The young golfer lined up his putt, and rolled a beauty, just a little on the high side, which failed to drop, but a grand effort. McMath lagged his putt to within a few inches of the hole, tapped in, and a one-stroke victory was his, 166 to 167, with Lomison taking runner-up honors.
The Senior Division was equally competitive. Contestants were permitted to use the pre-1900 style ball of their choice. Champion honors were captured by Mike Henderson with 171, Ron Taylor was Runner-up with 175, followed by Dave ‘Dog’ Ellis with 176.
Super Senior Champion was Jay Harris with a fine score of 168 using the Park ball. Charles Mitchell (Lexington, Ky.) was Super Senior Runner-up with 169, followed by Dan Norstedt (Eau Claire, Wisc.) with 175.
Mike Campailla (Mogadore, Ohio) was the Fownes Division (Post-1900) Champion again this year. Bob Georgiade (Durham, N.C.) earned top Reserve honors, with Greg Smith (DeForest, Wisc.) and Jim Koss (Green Bay, Wisc.) finishing second and third respectively.
See below for a table of the full results.
Additional notes: Jeff “Tex” Texter, Keeper of the Foxburg Green, brought out an early greens mower for us to gawk at and talk about. It was a push reel mower, and looked as if still would work (photo below). Tex has been at Foxburg since 1977, with his father tending to the course prior to him taking over.
An added bonus at Foxburg is use of the original cut stone sand tee boxes from which the player can take a pinch of sand to tee his/her ball properly.

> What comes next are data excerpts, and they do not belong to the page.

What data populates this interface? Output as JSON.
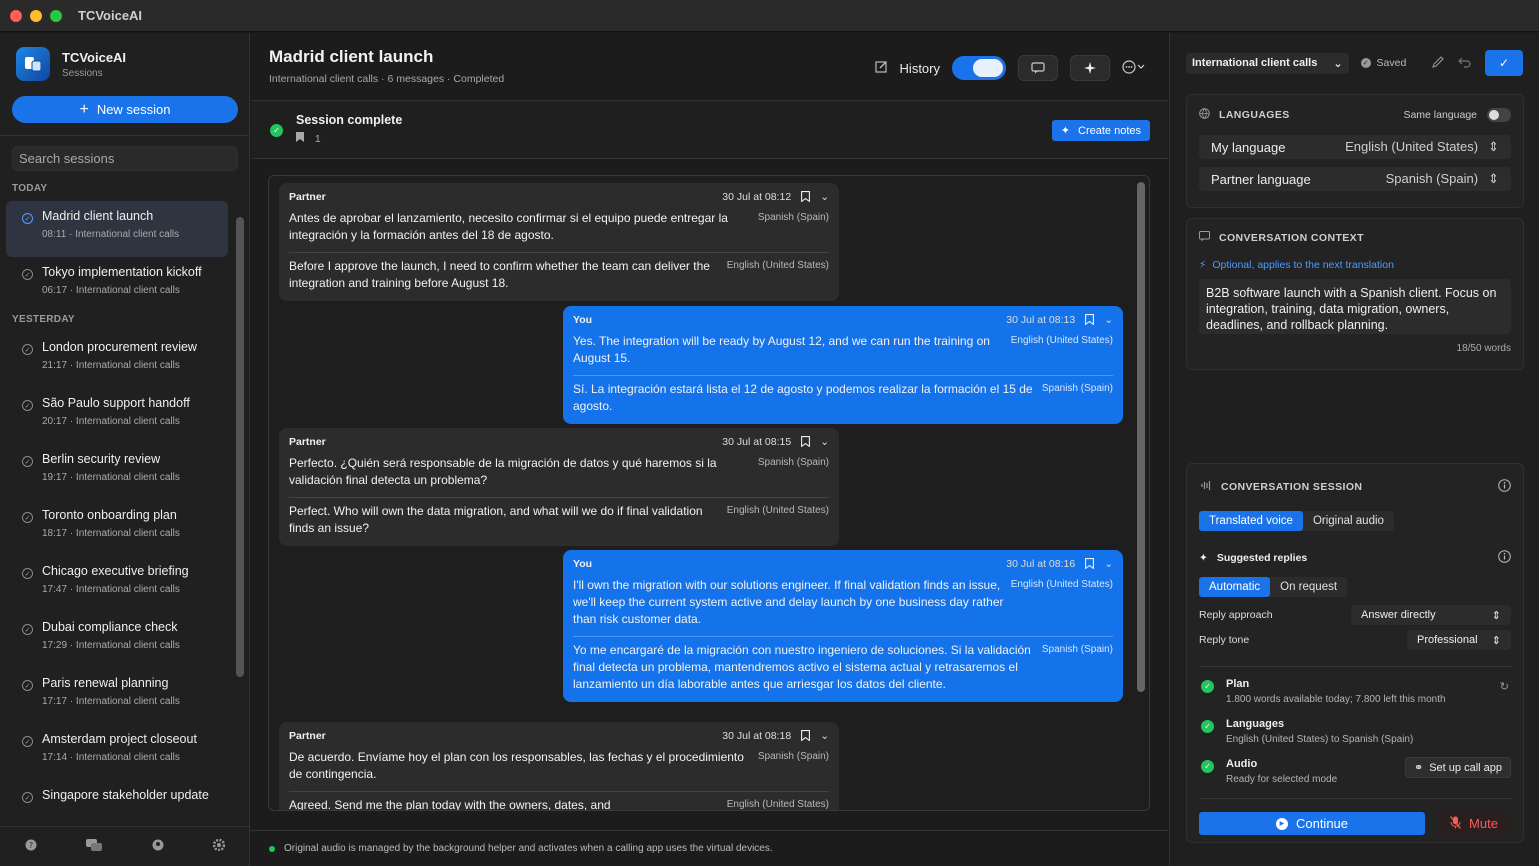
{
  "app": {
    "title": "TCVoiceAI"
  },
  "sidebar": {
    "brand_name": "TCVoiceAI",
    "brand_sub": "Sessions",
    "new_session": "New session",
    "search_placeholder": "Search sessions",
    "today_label": "TODAY",
    "yesterday_label": "YESTERDAY",
    "today": [
      {
        "title": "Madrid client launch",
        "time": "08:11",
        "category": "International client calls",
        "active": true
      },
      {
        "title": "Tokyo implementation kickoff",
        "time": "06:17",
        "category": "International client calls"
      }
    ],
    "yesterday": [
      {
        "title": "London procurement review",
        "time": "21:17",
        "category": "International client calls"
      },
      {
        "title": "São Paulo support handoff",
        "time": "20:17",
        "category": "International client calls"
      },
      {
        "title": "Berlin security review",
        "time": "19:17",
        "category": "International client calls"
      },
      {
        "title": "Toronto onboarding plan",
        "time": "18:17",
        "category": "International client calls"
      },
      {
        "title": "Chicago executive briefing",
        "time": "17:47",
        "category": "International client calls"
      },
      {
        "title": "Dubai compliance check",
        "time": "17:29",
        "category": "International client calls"
      },
      {
        "title": "Paris renewal planning",
        "time": "17:17",
        "category": "International client calls"
      },
      {
        "title": "Amsterdam project closeout",
        "time": "17:14",
        "category": "International client calls"
      },
      {
        "title": "Singapore stakeholder update",
        "time": "",
        "category": ""
      }
    ],
    "footer_icons": [
      "help-icon",
      "chat-icon",
      "account-icon",
      "settings-icon"
    ]
  },
  "main": {
    "title": "Madrid client launch",
    "subtitle": "International client calls · 6 messages · Completed",
    "history_label": "History",
    "status_title": "Session complete",
    "bookmark_count": "1",
    "create_notes": "Create notes",
    "footer_note": "Original audio is managed by the background helper and activates when a calling app uses the virtual devices.",
    "messages": [
      {
        "speaker": "Partner",
        "time": "30 Jul at 08:12",
        "original": "Antes de aprobar el lanzamiento, necesito confirmar si el equipo puede entregar la integración y la formación antes del 18 de agosto.",
        "original_lang": "Spanish (Spain)",
        "translation": "Before I approve the launch, I need to confirm whether the team can deliver the integration and training before August 18.",
        "translation_lang": "English (United States)"
      },
      {
        "speaker": "You",
        "time": "30 Jul at 08:13",
        "original": "Yes. The integration will be ready by August 12, and we can run the training on August 15.",
        "original_lang": "English (United States)",
        "translation": "Sí. La integración estará lista el 12 de agosto y podemos realizar la formación el 15 de agosto.",
        "translation_lang": "Spanish (Spain)"
      },
      {
        "speaker": "Partner",
        "time": "30 Jul at 08:15",
        "original": "Perfecto. ¿Quién será responsable de la migración de datos y qué haremos si la validación final detecta un problema?",
        "original_lang": "Spanish (Spain)",
        "translation": "Perfect. Who will own the data migration, and what will we do if final validation finds an issue?",
        "translation_lang": "English (United States)"
      },
      {
        "speaker": "You",
        "time": "30 Jul at 08:16",
        "original": "I'll own the migration with our solutions engineer. If final validation finds an issue, we'll keep the current system active and delay launch by one business day rather than risk customer data.",
        "original_lang": "English (United States)",
        "translation": "Yo me encargaré de la migración con nuestro ingeniero de soluciones. Si la validación final detecta un problema, mantendremos activo el sistema actual y retrasaremos el lanzamiento un día laborable antes que arriesgar los datos del cliente.",
        "translation_lang": "Spanish (Spain)"
      },
      {
        "speaker": "Partner",
        "time": "30 Jul at 08:18",
        "original": "De acuerdo. Envíame hoy el plan con los responsables, las fechas y el procedimiento de contingencia.",
        "original_lang": "Spanish (Spain)",
        "translation": "Agreed. Send me the plan today with the owners, dates, and",
        "translation_lang": "English (United States)"
      }
    ]
  },
  "right": {
    "profile": "International client calls",
    "saved": "Saved",
    "languages_label": "LANGUAGES",
    "same_language": "Same language",
    "my_language_label": "My language",
    "my_language": "English (United States)",
    "partner_language_label": "Partner language",
    "partner_language": "Spanish (Spain)",
    "context_label": "CONVERSATION CONTEXT",
    "context_hint": "Optional, applies to the next translation",
    "context_text": "B2B software launch with a Spanish client. Focus on integration, training, data migration, owners, deadlines, and rollback planning.",
    "words": "18/50 words",
    "session_label": "CONVERSATION SESSION",
    "audio_modes": [
      "Translated voice",
      "Original audio"
    ],
    "suggested_label": "Suggested replies",
    "reply_modes": [
      "Automatic",
      "On request"
    ],
    "reply_approach_label": "Reply approach",
    "reply_approach": "Answer directly",
    "reply_tone_label": "Reply tone",
    "reply_tone": "Professional",
    "plan_title": "Plan",
    "plan_sub": "1.800 words available today; 7.800 left this month",
    "languages_title": "Languages",
    "languages_sub": "English (United States) to Spanish (Spain)",
    "audio_title": "Audio",
    "audio_sub": "Ready for selected mode",
    "setup_btn": "Set up call app",
    "continue": "Continue",
    "mute": "Mute"
  }
}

Karen and I would like to thank everyone who took the time and made the effort to attend the seventh Foxburg Hickory Championship. We enjoyed seeing everyone again, and look forward to seeing you soon. The eighth Championship is scheduled for Aug. 12-13, 2016.
Gutty golf, the most difficult golf you could ever play, with the best friends you could ever meet.
A display of clubs in the Foxburg clubhouse.
Foxburg greenkeeper Jeff Texter with the old green mower, c. 1945… or so.